Much of the first impression-al mental mockery ceased when Dan the man pressed the engine start. A thundering low rumble assured it ain’t no Louis Vuitton Chihuahua carrying-case as it seemed. Our attention quickly turned to it’s ass – anticipating the display of the retractable rear spoiler, and it wasn’t disappointing. So for 1/10th the price of a Lexus LFA, you have atleast something that the LFA has. Pay the remaining 9/10th and you may get a Gal Gadot in your lap (see Fast Five).
The girls at Redbull finally have a new set of wings to ride on – just that you can’t fit as many girls in this than the Cooper. Plenty of boot space however makes up for it as an ideal resupply vehicle.
The wings can be controlled as desired – otherwise they auto-emerge once you hit 80km/h.
Great for preventing booty-shake in public.
Another cool feature was the ambient lighting switch – allowing you to change the cabin light colours according to your mood. Plenty of hidden compartments are also accessible by subtle buttons – leaving the dash less cluttered and making it feel more spacious. Typical Mini.
Purple light… in the mini…
The Coupe is well, practical for city drive – more interesting than the Swift, more fun and lively, seats less so your pesky free-riding friends can take the bus or fight for your heart (and passenger seat).
It even has active diagnostics to tell you if everything was allright – for example, in case of a flat tyre, how much further could you go (since there wasn’t any spare tyre in the boot).
Fit for females?
First – for the males considering to get the coupe, we advise that it is one of the best buys if you’re a newly rich single. It prevents you from showing off with the top-down, it keeps you faithful by limiting the number of girls you can carry and you don’t have to get to Pasir Gudang to track your car – Kartright would do. That way, you wouldn’t gain a membership into the “Newly Rich, Quickly Poor Club”. The Coupe is simplistic, easy and remains true to what every Mini is known for – fun.

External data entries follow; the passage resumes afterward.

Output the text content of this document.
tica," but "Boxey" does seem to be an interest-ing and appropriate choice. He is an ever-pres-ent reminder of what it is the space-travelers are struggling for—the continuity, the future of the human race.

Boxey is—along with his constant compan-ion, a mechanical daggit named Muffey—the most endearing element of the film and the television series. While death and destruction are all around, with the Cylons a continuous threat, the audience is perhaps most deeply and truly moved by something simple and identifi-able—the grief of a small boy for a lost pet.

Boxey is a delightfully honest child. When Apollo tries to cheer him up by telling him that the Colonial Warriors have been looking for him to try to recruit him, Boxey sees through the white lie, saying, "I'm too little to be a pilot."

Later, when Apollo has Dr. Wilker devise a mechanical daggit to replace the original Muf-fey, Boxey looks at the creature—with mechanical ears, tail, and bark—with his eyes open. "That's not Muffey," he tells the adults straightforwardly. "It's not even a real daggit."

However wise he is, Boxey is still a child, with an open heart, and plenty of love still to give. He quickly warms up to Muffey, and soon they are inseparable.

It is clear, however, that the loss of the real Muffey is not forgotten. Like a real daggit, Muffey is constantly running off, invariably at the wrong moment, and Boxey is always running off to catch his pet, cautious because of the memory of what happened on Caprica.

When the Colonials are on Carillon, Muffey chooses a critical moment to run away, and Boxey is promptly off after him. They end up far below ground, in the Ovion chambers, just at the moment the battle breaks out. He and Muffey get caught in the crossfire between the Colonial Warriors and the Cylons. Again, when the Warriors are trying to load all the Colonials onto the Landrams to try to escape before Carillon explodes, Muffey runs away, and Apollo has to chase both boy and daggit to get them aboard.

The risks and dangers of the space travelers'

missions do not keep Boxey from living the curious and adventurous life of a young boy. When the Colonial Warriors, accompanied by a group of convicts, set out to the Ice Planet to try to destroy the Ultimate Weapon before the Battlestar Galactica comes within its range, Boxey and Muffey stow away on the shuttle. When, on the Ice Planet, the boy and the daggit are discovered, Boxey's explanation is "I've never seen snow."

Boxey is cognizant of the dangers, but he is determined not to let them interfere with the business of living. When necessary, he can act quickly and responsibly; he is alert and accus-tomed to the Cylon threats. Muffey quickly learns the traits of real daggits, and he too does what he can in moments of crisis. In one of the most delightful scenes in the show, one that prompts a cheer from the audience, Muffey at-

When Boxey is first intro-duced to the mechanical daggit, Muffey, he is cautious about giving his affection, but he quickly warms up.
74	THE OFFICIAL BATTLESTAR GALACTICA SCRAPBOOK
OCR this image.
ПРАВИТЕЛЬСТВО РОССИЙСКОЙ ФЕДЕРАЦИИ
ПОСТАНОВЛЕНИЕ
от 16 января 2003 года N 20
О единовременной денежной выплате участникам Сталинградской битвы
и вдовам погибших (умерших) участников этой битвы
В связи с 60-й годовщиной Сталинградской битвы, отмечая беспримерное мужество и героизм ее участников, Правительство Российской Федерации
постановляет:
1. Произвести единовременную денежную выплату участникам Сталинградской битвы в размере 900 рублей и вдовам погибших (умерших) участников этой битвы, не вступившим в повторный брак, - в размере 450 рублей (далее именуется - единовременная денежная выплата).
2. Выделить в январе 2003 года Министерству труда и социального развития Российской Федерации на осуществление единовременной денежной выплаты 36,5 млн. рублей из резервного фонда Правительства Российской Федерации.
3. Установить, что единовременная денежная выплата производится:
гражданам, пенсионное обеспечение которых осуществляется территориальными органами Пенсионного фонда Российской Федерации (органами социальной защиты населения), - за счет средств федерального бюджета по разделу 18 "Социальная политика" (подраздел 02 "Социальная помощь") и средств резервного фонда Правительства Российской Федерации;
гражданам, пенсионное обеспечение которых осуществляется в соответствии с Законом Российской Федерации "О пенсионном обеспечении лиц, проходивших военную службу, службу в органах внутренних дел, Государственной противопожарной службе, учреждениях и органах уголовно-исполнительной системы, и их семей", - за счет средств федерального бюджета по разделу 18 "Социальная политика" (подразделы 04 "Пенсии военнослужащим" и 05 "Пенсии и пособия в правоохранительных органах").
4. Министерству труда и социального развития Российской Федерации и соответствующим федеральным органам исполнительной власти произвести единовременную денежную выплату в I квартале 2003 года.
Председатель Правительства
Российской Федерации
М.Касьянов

For the females – while Autojo prefers women to drive bigger cars, if you’re the good looking kind who gets out a lot and is constantly chased after by men with Porshes, this will definitely help to zip past em. Besides if your dad is the kind who’ll give you an island for turning 18, then this is the ideal first car to get once you get your driving license. Accelerate too hard and the Coupe whips your delicate legs off the pedal with it’s torque, preventing you from eating into Camry boots. Accelerate too slowly and the Porshe guys catch up, take their time whistling at both you and the car and smashing into the same Camry boot instead of you. Either way you’re safe.
The downside: it’s almost certain that you’ll be pulled over by TP and asked for your license and a can of red bull
Expect to spot the first few Mini Coupes on the road by early November.